Considering the large amount of compensation in many cases, Bie said the ministry, together with eight other government bodies, issued a regulation on management of the compensation funds.
Since the pilot program was launched, all regions have set up a leading work group headed by provincial-level leaders that has specified not only the responsibilities and tasks of different departments, but also established preliminary regional communication and coordination mechanisms that feature information sharing and mutual support, he said.
A total of 327 regional supporting documents on compensation negotiation, investigation, assessment and fund application have been drafted across the country, Bie said. By strictly investigating and affixing the responsibility in environmental violations, different regions have been endeavoring to address the situation where "companies pollute, people nearby suffer and the governments pay to remediate".
In one case, the Meili papermaking company in Zhongwei, Ningxia Hui autonomous region, was asked to pay about 200 million yuan for environmental damage caused to the Tengger Desert.

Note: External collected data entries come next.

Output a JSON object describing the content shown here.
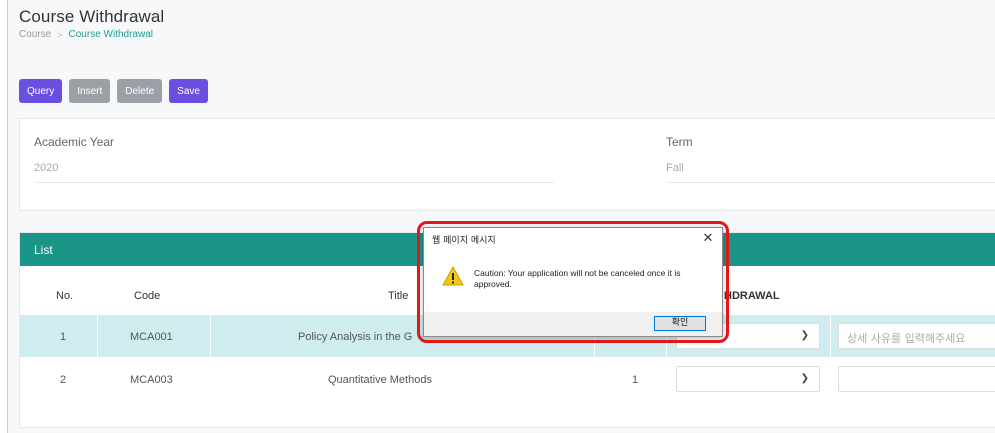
{
  "page": {
    "title": "Course Withdrawal",
    "breadcrumb": {
      "root": "Course",
      "separator": ">",
      "current": "Course Withdrawal"
    }
  },
  "toolbar": {
    "query": "Query",
    "insert": "Insert",
    "delete": "Delete",
    "save": "Save"
  },
  "filters": {
    "academic_year_label": "Academic Year",
    "academic_year_value": "2020",
    "term_label": "Term",
    "term_value": "Fall"
  },
  "list": {
    "header": "List",
    "columns": [
      "No.",
      "Code",
      "Title",
      "WITHDRAWAL",
      "HDRAWAL"
    ],
    "rows": [
      {
        "no": "1",
        "code": "MCA001",
        "title": "Policy Analysis in the G",
        "credit": "",
        "reason_placeholder": "상세 사유를 입력해주세요"
      },
      {
        "no": "2",
        "code": "MCA003",
        "title": "Quantitative Methods",
        "credit": "1",
        "reason_placeholder": ""
      }
    ]
  },
  "dialog": {
    "title": "웹 페이지 메시지",
    "message": "Caution: Your application will not be canceled once it is approved.",
    "ok": "확인",
    "close_glyph": "✕"
  },
  "colors": {
    "accent_purple": "#6a4fe0",
    "accent_teal": "#1a9588",
    "highlight_row": "#cfecef",
    "annotation_red": "#e01818"
  }
}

The company left a large amount of thick, black pollutants in the desert when it abandoned its factory in 2015. Most of the pollutants were dumped between August 2003 and June 2007. The liquid waste covered about 120,000 square meters, resulting in damage to soil, groundwater and plants.
A compensation agreement was reached between the local government and the company last year, and most of the compensation will be used to remediate the damaged environment in the desert and conserve trees.
"The system has promoted effective restoration of many areas with damaged environments," Bie said.